I also have a chapter in the book, which is focused around my work with SkatePal. They're a UK-based skateboarding charity, who build skateparks and teach children to skateboard in the occupied Palestinian territories. I'm an ambassador for the charity, and it's very, very close to my heart for lots of different reasons. So the last chapter is about my work with SkatePal. I interviewed a lot of local people at the Rosa Skate Park in Asira Al-Shamaliya. I'm examining skateboarding practice as a somatic practice, which was mentioned before – that idea of somebody developing their own self knowledge and defining what they get out of an activity internally, rather than what it looks like.
CA: The the introduction to the book references alternative masculinity, femininity, and queerness in skateboarding. I wondered if you could say a bit about their presence?
DA: Yeah, in the introduction of the book – because I'm focusing on femininity, which is a very specific aspect of gender presentation – I wanted to address how much the book is about opening up a discussion around gender. People express their genders in multiple different ways. It's wonderful that the world has become much less hostile to that, which has made it much more possible for people to be authentically who they want to be. I think that it's something that's been suppressed a lot within mainstream culture; gender presentation that is beyond the binary. Queerness has been suppressed historically, but it's always been present. People are people and it's always been there.
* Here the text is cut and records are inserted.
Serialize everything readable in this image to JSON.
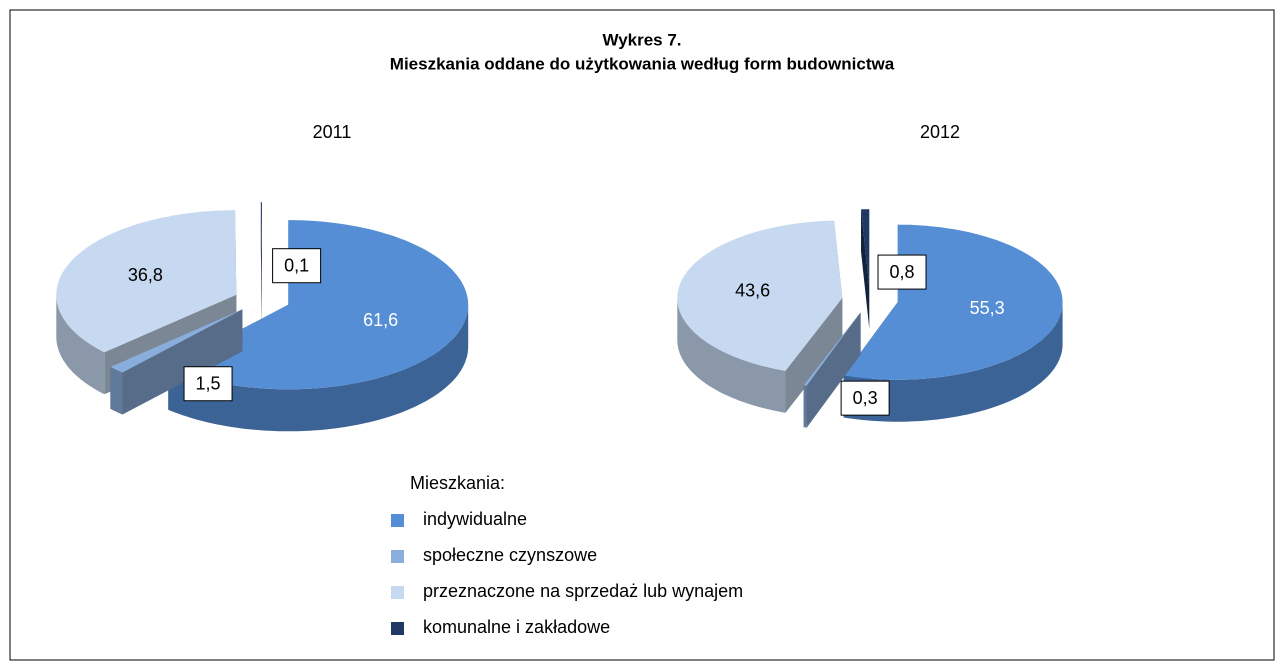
{
  "title": "Wykres 7.",
  "subtitle": "Mieszkania oddane do użytkowania według form budownictwa",
  "legend_title": "Mieszkania:",
  "chart_data": [
    {
      "type": "pie",
      "title": "2011",
      "categories": [
        "indywidualne",
        "społeczne czynszowe",
        "przeznaczone na sprzedaż lub wynajem",
        "komunalne i zakładowe"
      ],
      "values": [
        61.6,
        1.5,
        36.8,
        0.1
      ],
      "value_labels": [
        "61,6",
        "1,5",
        "36,8",
        "0,1"
      ],
      "colors": [
        "#558ed5",
        "#8aaedb",
        "#c6d9f1",
        "#1f3864"
      ]
    },
    {
      "type": "pie",
      "title": "2012",
      "categories": [
        "indywidualne",
        "społeczne czynszowe",
        "przeznaczone na sprzedaż lub wynajem",
        "komunalne i zakładowe"
      ],
      "values": [
        55.3,
        0.3,
        43.6,
        0.8
      ],
      "value_labels": [
        "55,3",
        "0,3",
        "43,6",
        "0,8"
      ],
      "colors": [
        "#558ed5",
        "#8aaedb",
        "#c6d9f1",
        "#1f3864"
      ]
    }
  ]
}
I really wanted to explore the broadness that's coming into skateboarding, which – I think – is coming from mainstream culture and the greater acceptance of and support for people who ware outside of the binary. What I'm arguing for is an emphasis on giving power to the feminine, not so much as a way to just empower women and girls, but to actually look at that form of gender expression and how it might be supported in anyone that wants to express it, you know?
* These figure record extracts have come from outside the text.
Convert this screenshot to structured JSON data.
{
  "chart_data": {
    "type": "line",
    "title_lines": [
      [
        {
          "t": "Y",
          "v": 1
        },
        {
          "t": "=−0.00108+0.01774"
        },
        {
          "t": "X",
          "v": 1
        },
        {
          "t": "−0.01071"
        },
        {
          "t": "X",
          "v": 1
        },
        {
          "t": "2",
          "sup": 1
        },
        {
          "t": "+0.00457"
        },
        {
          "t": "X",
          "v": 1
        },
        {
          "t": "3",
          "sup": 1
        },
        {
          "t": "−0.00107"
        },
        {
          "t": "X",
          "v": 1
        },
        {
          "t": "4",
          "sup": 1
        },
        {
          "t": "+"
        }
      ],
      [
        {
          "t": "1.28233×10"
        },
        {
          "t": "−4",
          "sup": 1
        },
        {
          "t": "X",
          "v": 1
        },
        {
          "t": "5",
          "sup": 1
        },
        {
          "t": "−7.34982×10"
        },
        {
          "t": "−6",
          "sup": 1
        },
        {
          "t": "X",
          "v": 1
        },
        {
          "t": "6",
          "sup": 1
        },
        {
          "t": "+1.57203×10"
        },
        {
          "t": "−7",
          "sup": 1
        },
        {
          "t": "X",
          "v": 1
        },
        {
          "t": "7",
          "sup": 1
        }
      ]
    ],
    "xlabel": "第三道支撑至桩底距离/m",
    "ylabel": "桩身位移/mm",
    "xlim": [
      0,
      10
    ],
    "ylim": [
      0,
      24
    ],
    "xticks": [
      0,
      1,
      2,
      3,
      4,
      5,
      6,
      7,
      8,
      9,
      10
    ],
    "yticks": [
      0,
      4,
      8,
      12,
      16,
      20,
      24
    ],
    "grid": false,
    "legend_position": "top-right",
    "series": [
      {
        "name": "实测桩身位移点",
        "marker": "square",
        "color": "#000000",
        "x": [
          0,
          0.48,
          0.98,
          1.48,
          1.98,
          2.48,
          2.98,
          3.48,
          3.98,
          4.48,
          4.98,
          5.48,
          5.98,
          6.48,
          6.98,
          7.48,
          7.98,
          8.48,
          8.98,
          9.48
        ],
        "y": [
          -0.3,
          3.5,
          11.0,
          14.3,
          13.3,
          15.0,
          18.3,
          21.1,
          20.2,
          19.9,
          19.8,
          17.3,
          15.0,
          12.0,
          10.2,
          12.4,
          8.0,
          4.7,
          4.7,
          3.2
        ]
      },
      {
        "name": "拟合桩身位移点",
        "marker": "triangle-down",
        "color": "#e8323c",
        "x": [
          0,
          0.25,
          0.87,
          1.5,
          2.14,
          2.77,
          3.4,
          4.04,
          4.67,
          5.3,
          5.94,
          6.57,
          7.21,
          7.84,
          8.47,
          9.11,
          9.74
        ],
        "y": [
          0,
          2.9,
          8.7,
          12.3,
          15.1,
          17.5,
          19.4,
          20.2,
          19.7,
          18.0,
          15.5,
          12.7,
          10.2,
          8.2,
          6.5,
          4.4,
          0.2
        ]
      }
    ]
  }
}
CA: Yeah, absolutely! So, we've come to the end of the questions that I have prepared. The last question I had was: is there anything that you're currently working towards? A new trick, a performance, a text? Anything that you would like to share?
DA: I'm on a little bit of a hiatus at the moment, because I'm not able to skateboard. Because I'm actually pregnant.
CA: Wow, congratulations!
DA: Thank you. I would say that's what I'm working on at the moment; growing a baby. I'm sort of fascinated by that, because I wouldn't think of myself as someone that's very maternal. And the idea of not skateboarding for a long time is really bothering me! I think that this is a really interesting discussion to have, because there are lots of people in the world that are able to make babies and want to have babies, and who skateboard. And there's lot of people who have babies and who've given birth to babies who are coming to skateboarding in later life as well, and that's wonderful. I think it's going to give me a very new and different insight on the accessibility of different spaces. Both when I'm pregnant, but also when I have our baby as well.
I'm also working on a Leverhulme funded research project on girl skateboarders, which is going to involve an audio artwork that will come towards the end of the project. It will be looking at different narratives of women and girls in urban spaces. I'm not really sure how it's going to knit together, but it'll be something anyway.
CA: Gosh, having a baby. That's quite something! Of all the things that I thought you might say when I asked what you're working towards, growing an entirely new life wasn't on the list!
DA: Yeah, I love how it how well it connects to the subject matter as well.